Collective paranoia circulates by word-of-mouth, and faster than the recommendations given by public health officials to curb the epidemic. Ghedín says this happens as initial concern becomes charged with disagreeable emotions that amplify the impact of information.

“The amorous encounter,” he says, “requires taking a distance from worries, to focus on the erotic contact. Fear reduces your ability to enjoy it.” Ghedín says youngsters do take precautions but are not living out the pandemic with the same level of alarm. “It’s just another type of flu,” he add. “If I’m infected, I must confine myself 15 days until it goes away.”

Unease is also permeating couples that have been together for years.

Kissing on the cheek is also being challenged. Sex specialist Marta Castro says people are generally anxious now over any contact, “which means people are isolating themselves even when there are no sanitary reasons to do it yet.” Sexual relations, she said, were becoming dependent on levels of trust and “credibility” among couples. All conducts that indicate fear of close bonding will inevitably emerge in seduction process. Virtual relations will for example take more time to become “real,” as touching becomes a threat. Reluctance to attend social gatherings, says Beatriz Goldberg, “affects affective ties in general but particularly those that were gestating.”
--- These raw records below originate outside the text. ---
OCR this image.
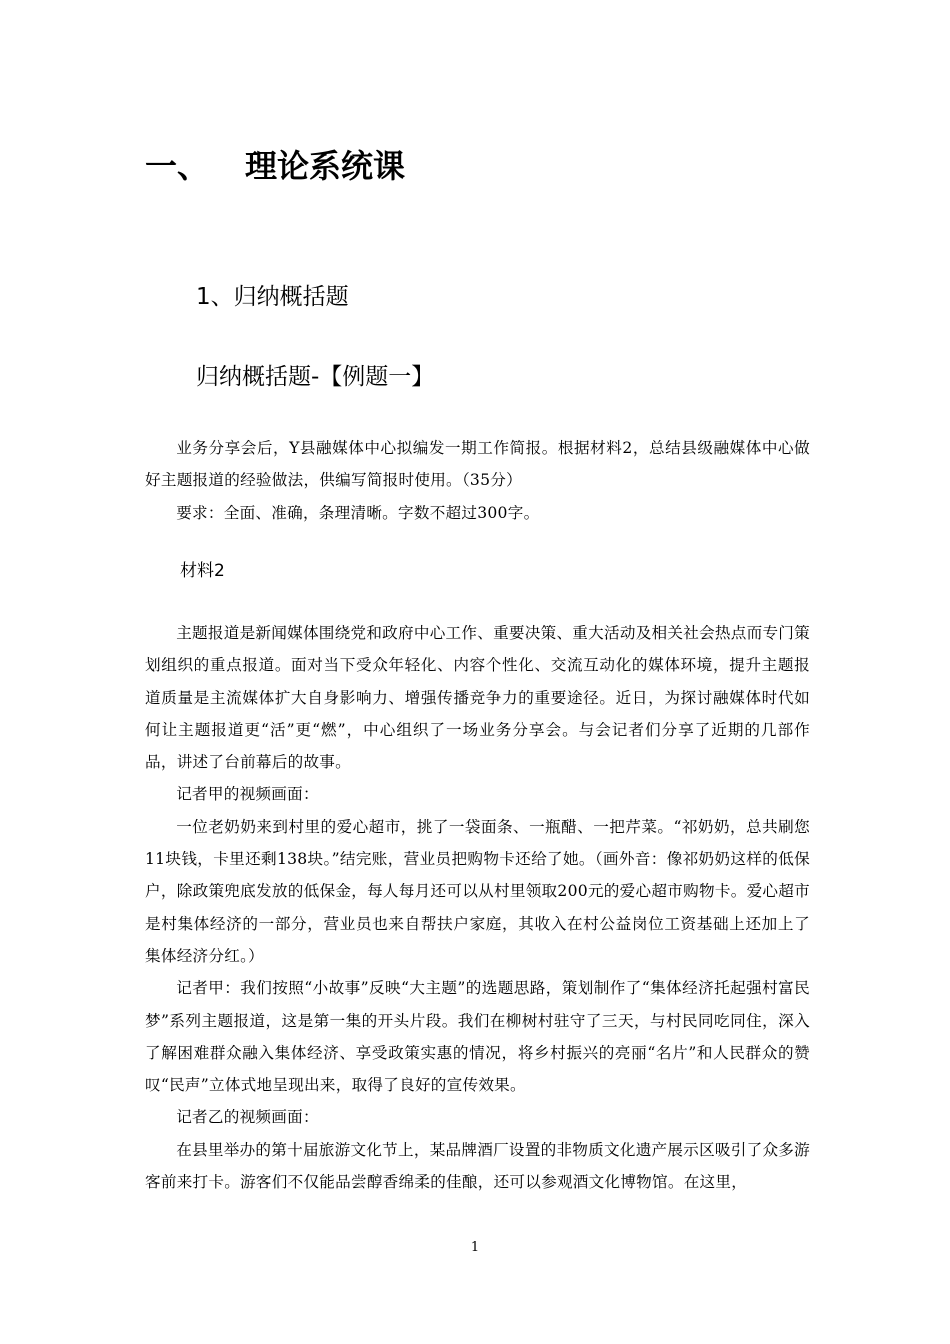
一、 理论系统课
1、归纳概括题
归纳概括题-【例题一】

业务分享会后，Y县融媒体中心拟编发一期工作简报。根据材料2，总结县级融媒体中心做好主题报道的经验做法，供编写简报时使用。（35分）

要求：全面、准确，条理清晰。字数不超过300字。

材料2

主题报道是新闻媒体围绕党和政府中心工作、重要决策、重大活动及相关社会热点而专门策划组织的重点报道。面对当下受众年轻化、内容个性化、交流互动化的媒体环境，提升主题报道质量是主流媒体扩大自身影响力、增强传播竞争力的重要途径。近日，为探讨融媒体时代如何让主题报道更“活”更“燃”，中心组织了一场业务分享会。与会记者们分享了近期的几部作品，讲述了台前幕后的故事。

记者甲的视频画面：

一位老奶奶来到村里的爱心超市，挑了一袋面条、一瓶醋、一把芹菜。“祁奶奶，总共刷您11块钱，卡里还剩138块。”结完账，营业员把购物卡还给了她。（画外音：像祁奶奶这样的低保户，除政策兜底发放的低保金，每人每月还可以从村里领取200元的爱心超市购物卡。爱心超市是村集体经济的一部分，营业员也来自帮扶户家庭，其收入在村公益岗位工资基础上还加上了集体经济分红。）

记者甲：我们按照“小故事”反映“大主题”的选题思路，策划制作了“集体经济托起强村富民梦”系列主题报道，这是第一集的开头片段。我们在柳树村驻守了三天，与村民同吃同住，深入了解困难群众融入集体经济、享受政策实惠的情况，将乡村振兴的亮丽“名片”和人民群众的赞叹“民声”立体式地呈现出来，取得了良好的宣传效果。

记者乙的视频画面：

在县里举办的第十届旅游文化节上，某品牌酒厂设置的非物质文化遗产展示区吸引了众多游客前来打卡。游客们不仅能品尝醇香绵柔的佳酿，还可以参观酒文化博物馆。在这里，

1
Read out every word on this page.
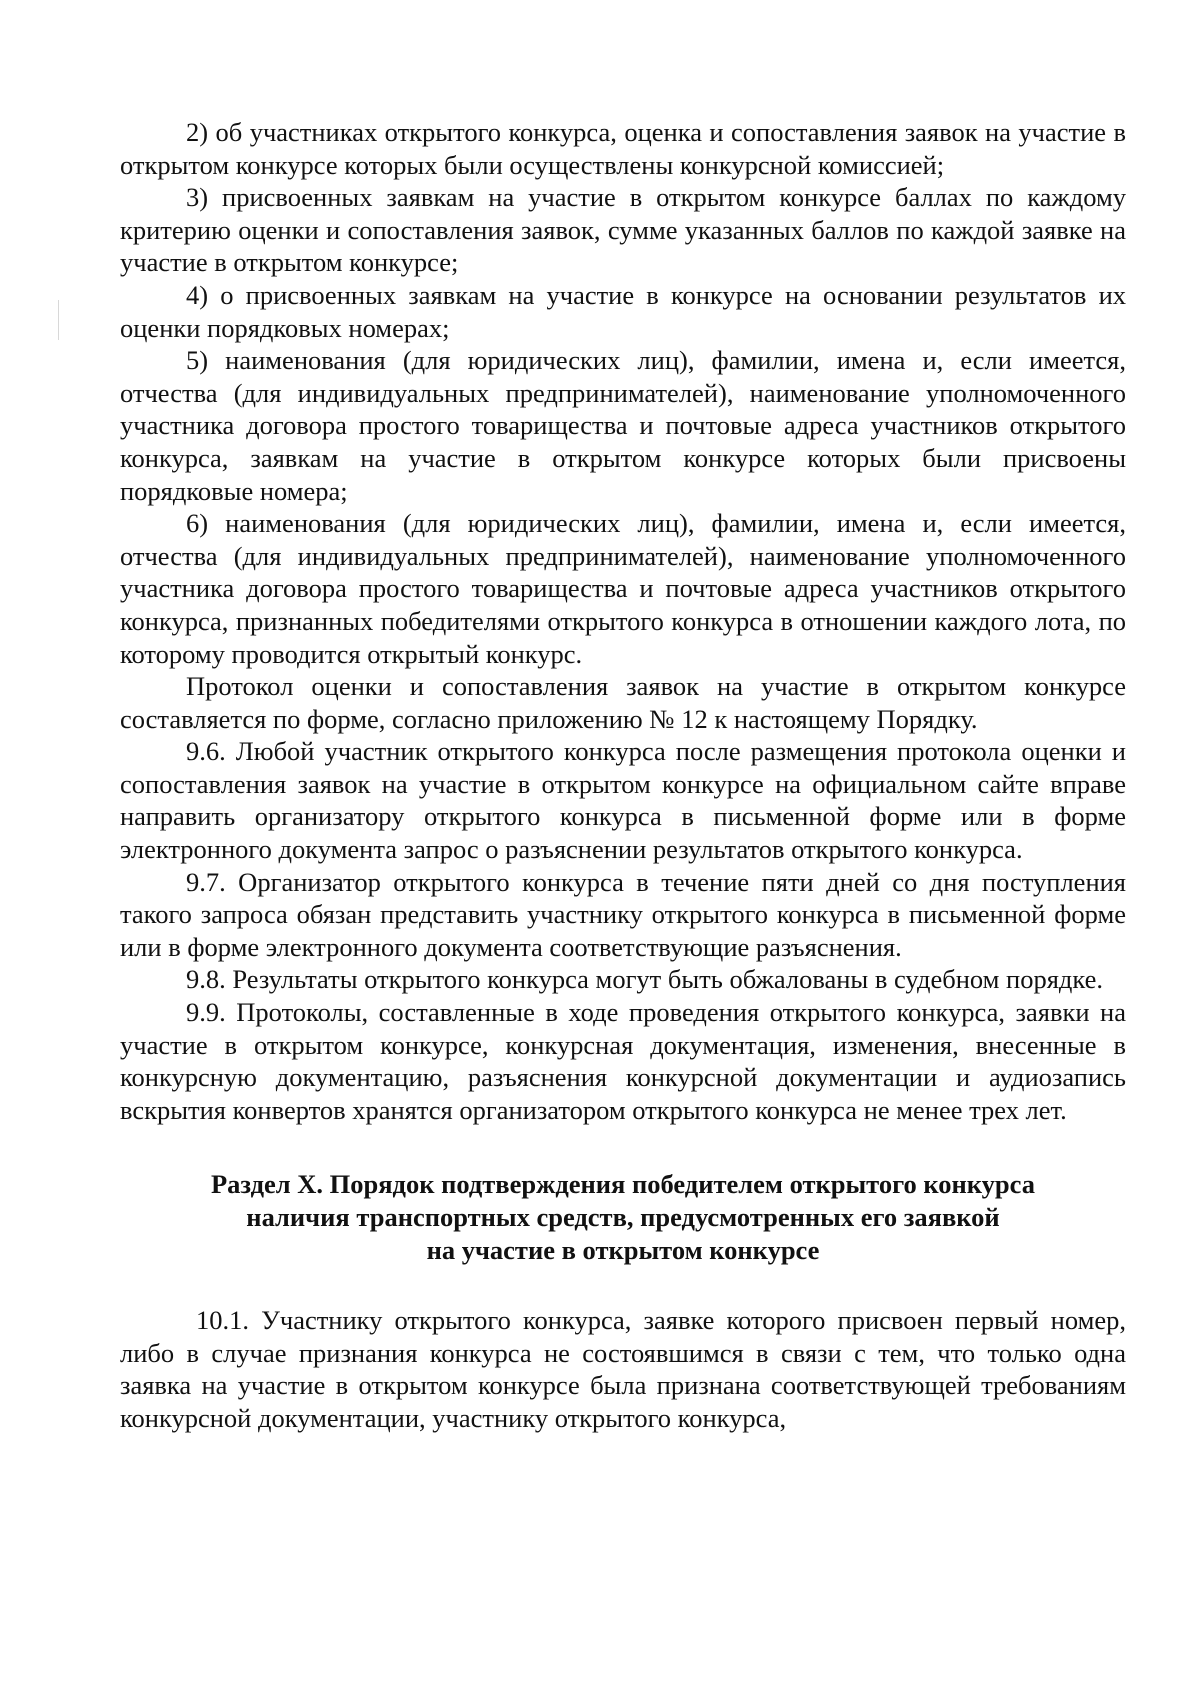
2) об участниках открытого конкурса, оценка и сопоставления заявок на участие в открытом конкурсе которых были осуществлены конкурсной комиссией;

3) присвоенных заявкам на участие в открытом конкурсе баллах по каждому критерию оценки и сопоставления заявок, сумме указанных баллов по каждой заявке на участие в открытом конкурсе;

4) о присвоенных заявкам на участие в конкурсе на основании результатов их оценки порядковых номерах;

5) наименования (для юридических лиц), фамилии, имена и, если имеется, отчества (для индивидуальных предпринимателей), наименование уполномоченного участника договора простого товарищества и почтовые адреса участников открытого конкурса, заявкам на участие в открытом конкурсе которых были присвоены порядковые номера;

6) наименования (для юридических лиц), фамилии, имена и, если имеется, отчества (для индивидуальных предпринимателей), наименование уполномоченного участника договора простого товарищества и почтовые адреса участников открытого конкурса, признанных победителями открытого конкурса в отношении каждого лота, по которому проводится открытый конкурс.

Протокол оценки и сопоставления заявок на участие в открытом конкурсе составляется по форме, согласно приложению № 12 к настоящему Порядку.

9.6. Любой участник открытого конкурса после размещения протокола оценки и сопоставления заявок на участие в открытом конкурсе на официальном сайте вправе направить организатору открытого конкурса в письменной форме или в форме электронного документа запрос о разъяснении результатов открытого конкурса.

9.7. Организатор открытого конкурса в течение пяти дней со дня поступления такого запроса обязан представить участнику открытого конкурса в письменной форме или в форме электронного документа соответствующие разъяснения.

9.8. Результаты открытого конкурса могут быть обжалованы в судебном порядке.

9.9. Протоколы, составленные в ходе проведения открытого конкурса, заявки на участие в открытом конкурсе, конкурсная документация, изменения, внесенные в конкурсную документацию, разъяснения конкурсной документации и аудиозапись вскрытия конвертов хранятся организатором открытого конкурса не менее трех лет.

Раздел X. Порядок подтверждения победителем открытого конкурса
наличия транспортных средств, предусмотренных его заявкой
на участие в открытом конкурсе

10.1. Участнику открытого конкурса, заявке которого присвоен первый номер, либо в случае признания конкурса не состоявшимся в связи с тем, что только одна заявка на участие в открытом конкурсе была признана соответствующей требованиям конкурсной документации, участнику открытого конкурса,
But unease is also permeating couples that have been together for years, as each side is worried by the contacts the other might have had at work or elsewhere. Pacts are made over not greeting anyone outside with a kiss, even as the topics can become a breeding ground for arguments. Specialists have heard some patients say that it is the older partner who must take greater care of himself or herself, and not so much the younger one.

Clarín also discussed the problem of living as a couple in a quarantine. For some it is no problem, while others begin squabbling, says Marta Castro. One patient told her: “If I had to spend 15 days in isolation with my husband, I don’t know what I’d do. I would go crazy.” The challenges begin here: having to change fear for trust, being sure to take sensible precautions, turning social contact into responsible acts. It’s a new paradigm of personal space.